From 15 very interesting cases that can be visited at the Guangzhou Award site, five winners were selected:


Youth Lead the Change: Youth Participatory Budgeting, Boston (USA)

This initiative aims to empower youth to participate in the decision-making process of the city. Young population between 12 and 25 years acquire access to the participatory policymaking by participatory budgeting. In order to engage different youth communities from the city, the project developed an extensive network of partners like youth serving agencies, schools, universities.

Climate resilient Neighbourhood, Copenhagen (Denmark)

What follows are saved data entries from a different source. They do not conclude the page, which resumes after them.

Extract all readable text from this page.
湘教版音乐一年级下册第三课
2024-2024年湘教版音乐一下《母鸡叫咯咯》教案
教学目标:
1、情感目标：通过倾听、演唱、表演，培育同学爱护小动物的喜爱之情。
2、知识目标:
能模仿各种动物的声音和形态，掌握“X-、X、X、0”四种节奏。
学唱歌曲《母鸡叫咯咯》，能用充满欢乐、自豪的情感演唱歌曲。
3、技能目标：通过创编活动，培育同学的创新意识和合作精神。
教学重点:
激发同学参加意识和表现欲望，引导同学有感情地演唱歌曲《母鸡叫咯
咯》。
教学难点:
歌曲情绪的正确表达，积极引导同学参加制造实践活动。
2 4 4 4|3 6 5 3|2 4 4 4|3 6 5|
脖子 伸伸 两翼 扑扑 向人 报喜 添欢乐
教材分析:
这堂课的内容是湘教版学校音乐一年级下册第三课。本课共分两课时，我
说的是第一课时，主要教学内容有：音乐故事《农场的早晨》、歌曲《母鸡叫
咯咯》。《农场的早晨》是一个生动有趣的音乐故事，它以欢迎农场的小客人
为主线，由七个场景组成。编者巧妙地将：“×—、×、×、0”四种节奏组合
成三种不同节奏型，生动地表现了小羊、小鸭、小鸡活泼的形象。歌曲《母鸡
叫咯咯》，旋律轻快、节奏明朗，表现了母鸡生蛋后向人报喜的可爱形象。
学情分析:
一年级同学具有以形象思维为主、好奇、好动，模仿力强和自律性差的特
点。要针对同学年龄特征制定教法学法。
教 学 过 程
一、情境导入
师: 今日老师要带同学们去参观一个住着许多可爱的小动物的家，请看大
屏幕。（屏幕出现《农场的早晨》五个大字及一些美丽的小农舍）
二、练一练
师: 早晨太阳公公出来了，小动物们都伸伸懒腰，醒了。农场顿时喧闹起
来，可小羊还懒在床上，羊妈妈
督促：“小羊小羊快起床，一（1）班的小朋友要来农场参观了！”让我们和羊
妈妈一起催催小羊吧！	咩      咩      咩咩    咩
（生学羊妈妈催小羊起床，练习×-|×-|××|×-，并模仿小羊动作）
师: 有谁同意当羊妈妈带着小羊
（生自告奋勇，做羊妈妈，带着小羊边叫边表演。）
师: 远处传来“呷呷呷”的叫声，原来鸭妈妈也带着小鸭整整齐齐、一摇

The St. Kjelds initiative is the pilot experience for the Copenhagen Adaptation Plan that aims to build resilience at neighbourhood level and improve urban life for its citizens. Heavy rains and floods in the city since 2011 changed the perceptions of the city to climate change risks. In order to avoid future floods, the initiative proposed sustainable storm water management through green solutions on the surface creating greener urban spaces.  

The La Paz Zebras: Citizen Culture Project, La Paz (Bolivia)

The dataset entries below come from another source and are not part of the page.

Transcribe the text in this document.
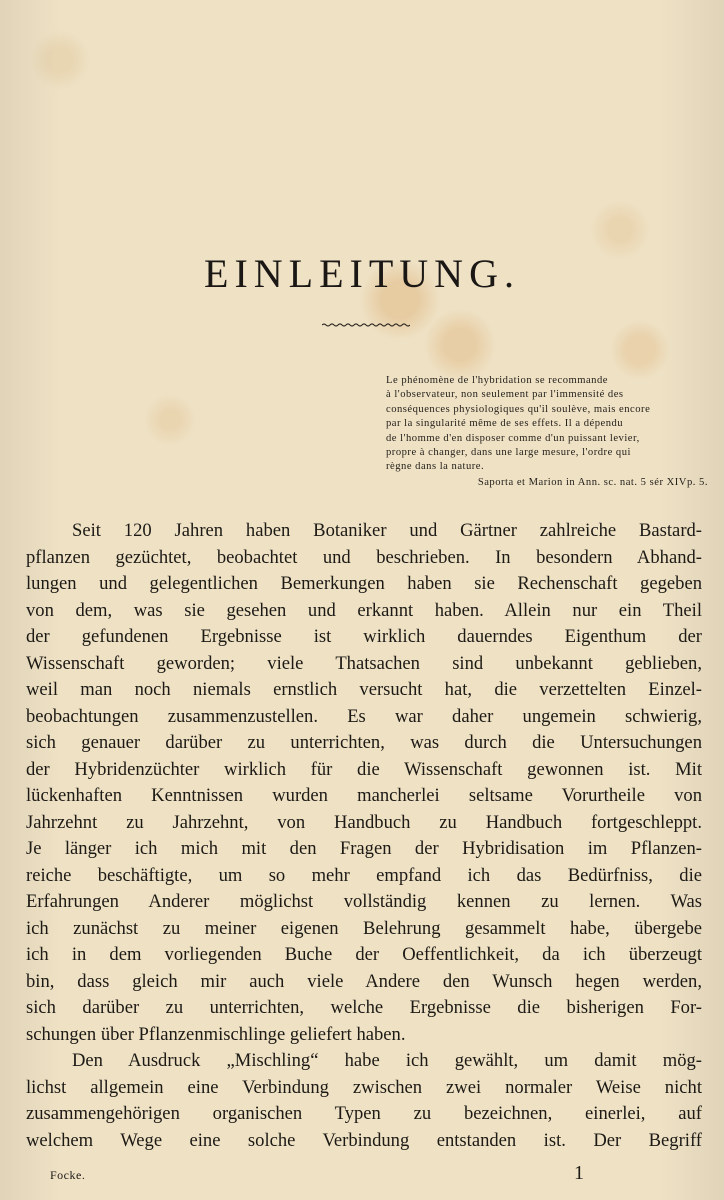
EINLEITUNG.
Le phénomène de l'hybridation se recommande
à l'observateur, non seulement par l'immensité des
conséquences physiologiques qu'il soulève, mais encore
par la singularité même de ses effets. Il a dépendu
de l'homme d'en disposer comme d'un puissant levier,
propre à changer, dans une large mesure, l'ordre qui
règne dans la nature.
Saporta et Marion in Ann. sc. nat. 5 sér XIVp. 5.
Seit 120 Jahren haben Botaniker und Gärtner zahlreiche Bastard-
pflanzen gezüchtet, beobachtet und beschrieben. In besondern Abhand-
lungen und gelegentlichen Bemerkungen haben sie Rechenschaft gegeben
von dem, was sie gesehen und erkannt haben. Allein nur ein Theil
der gefundenen Ergebnisse ist wirklich dauerndes Eigenthum der
Wissenschaft geworden; viele Thatsachen sind unbekannt geblieben,
weil man noch niemals ernstlich versucht hat, die verzettelten Einzel-
beobachtungen zusammenzustellen. Es war daher ungemein schwierig,
sich genauer darüber zu unterrichten, was durch die Untersuchungen
der Hybridenzüchter wirklich für die Wissenschaft gewonnen ist. Mit
lückenhaften Kenntnissen wurden mancherlei seltsame Vorurtheile von
Jahrzehnt zu Jahrzehnt, von Handbuch zu Handbuch fortgeschleppt.
Je länger ich mich mit den Fragen der Hybridisation im Pflanzen-
reiche beschäftigte, um so mehr empfand ich das Bedürfniss, die
Erfahrungen Anderer möglichst vollständig kennen zu lernen. Was
ich zunächst zu meiner eigenen Belehrung gesammelt habe, übergebe
ich in dem vorliegenden Buche der Oeffentlichkeit, da ich überzeugt
bin, dass gleich mir auch viele Andere den Wunsch hegen werden,
sich darüber zu unterrichten, welche Ergebnisse die bisherigen For-
schungen über Pflanzenmischlinge geliefert haben.
Den Ausdruck „Mischling“ habe ich gewählt, um damit mög-
lichst allgemein eine Verbindung zwischen zwei normaler Weise nicht
zusammengehörigen organischen Typen zu bezeichnen, einerlei, auf
welchem Wege eine solche Verbindung entstanden ist. Der Begriff
Focke.	1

This initiative aims to raise public awareness on road safety at city level by actively training vulnerable youth to become “civic educators”. The aim is to change both driver and pedestrian behaviour and to encourage both groups to obey traffic signs and rules. The outcome is both changing people’s behaviour resulting in less traffic congestion and accidents, and providing youth at risk with a unique opportunity to become active and responsible citizens. The initiative tackles road safety in a friendly and comic way. At the same time that engages and integrates youth at risk. Youth are given a meaningful role in society, one which both empowers them and provides them with respect and dignity.

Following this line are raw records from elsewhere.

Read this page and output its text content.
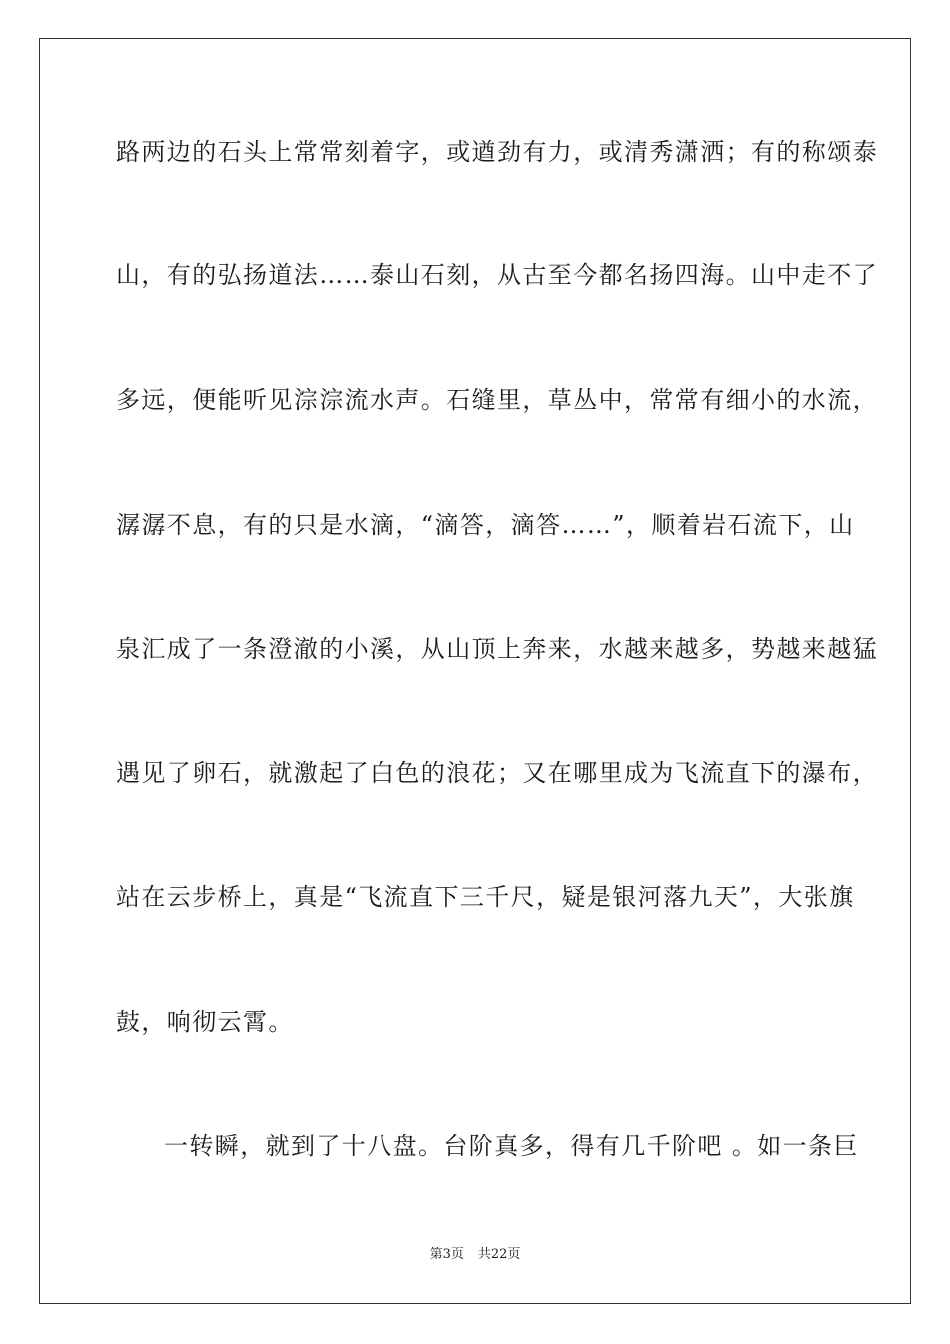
路两边的石头上常常刻着字，或遒劲有力，或清秀潇洒；有的称颂泰
山，有的弘扬道法……泰山石刻，从古至今都名扬四海。山中走不了
多远，便能听见淙淙流水声。石缝里，草丛中，常常有细小的水流，
潺潺不息，有的只是水滴，“滴答，滴答……”，顺着岩石流下，山
泉汇成了一条澄澈的小溪，从山顶上奔来，水越来越多，势越来越猛
遇见了卵石，就激起了白色的浪花；又在哪里成为飞流直下的瀑布，
站在云步桥上，真是“飞流直下三千尺，疑是银河落九天”，大张旗
鼓，响彻云霄。
一转瞬，就到了十八盘。台阶真多，得有几千阶吧 。如一条巨
第3页 共22页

Integrated Community Based Solid Waste Management project, Qalyubeya Governorate (Egypt)

Qalyubeya Governorate is part of Greater Cairo, which is one of the largest urban areas in Africa, with a mosaic of sub-cities where over 20 million people live. Rapid urbanization has caused an increase in informal housing areas, informal enterprises and growing inequality, which also affect the informal waste collectors and recyclers known as Zabaleen. These communities are now critical in promoting urban sustainability as Cairo continues to grow. Every year, more than 21 million tons of municipal waste is generated and the city would not be able to manage this escalating volume of waste in an effective and environmentally sound manner, without the contribution of the these informal waste pickers, living around the cities of Khosoos and Khanka in the Qalyubeya Governorate. This initiative presents an integrated approach towards waste management issues. There is a strong positive social, economic and environmental impact, affecting the lives of over 750,000 inhabitants and improving the living and working conditions of 20,000 informal waste collectors and recyclers residing in this area.

Songpa Solar Nanum (Sharing) Power Plant, Songpa-gu (South Korea)

This initiative presents a creative business and technology model to promote renewable energy – a public solar generation plant development that seeks to integrate issues of environmental sustainability and energy welfare. It offers an alternative to the common practice of energy subsidy.